Remedy: run --doctor --suggest-known-present to probe the candidate pool (the site’s brand name plus torvalds / octocat / admin / …); paste the printed OVERRIDES block into your local config.

A site whose detection rule fires Found for every username — the nonsense user gets a Found verdict it shouldn’t:

✗ Unhealthy: forum.example.com
known_present "torvalds" → Found (OK)
nonsense "xkqmwt-2026" → Found
(rule: status_found [200])
→ signal too broad: the same status fires for both halves;
run with --fix to diff the present and absent responses

Remedy: adler --doctor --fix --only forum.example.com diffs the two responses and proposes a tighter signal (e.g. a body marker that’s present for real users but absent on the 404 path the site disguises as 200).

Both halves come back Uncertain because neither user gets a working response from a banned IP:

~ Inconclusive: instagram.com
known_present "instagram" → Uncertain(cloudflare_challenge)
nonsense "xkqmwt-2026" → Uncertain(cloudflare_challenge)
→ tagged `bot-protected`; doctor needs --browser-backend to verify.
Re-run with `--doctor --browser-backend local --only instagram`.

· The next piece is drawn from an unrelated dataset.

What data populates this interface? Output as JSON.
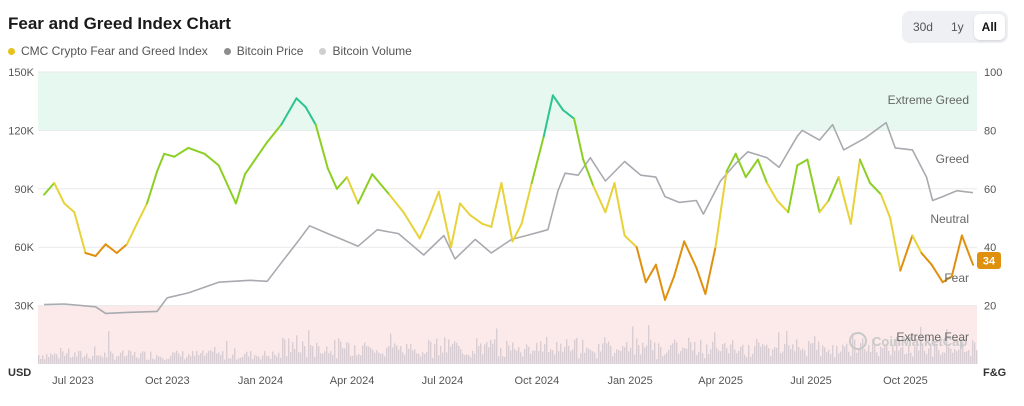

Remedy: as the message says. Doctor’s --browser-backend flag routes the bot-protected subset through real Chrome so the diff sees real profile pages rather than two identical Cloudflare interstitials.

A scan is network-bound: the engine itself is negligible. The executor::run benchmark (cargo bench -p adler-core) fans out 50 probes against a local mock server in ~1.6 ms total — roughly 32 µs per site of framework overhead (~30K sites / s), while a real HTTP request takes 100–1000 ms. So wall-clock time is set almost entirely by how many requests are in flight.

The lever that matters is therefore concurrency, not micro-optimisation:

  • --concurrency (default 32) bounds in-flight probes. Most sites are distinct hosts, so the per-host throttle rarely serialises; raising it (e.g. --concurrency 64) shortens large scans, with diminishing returns past your network’s limits.
  • The result cache (~/.cache/adler/) skips re-probing unchanged sites between runs entirely.
  • --max-rps trades throughput for politeness when you need a global cap.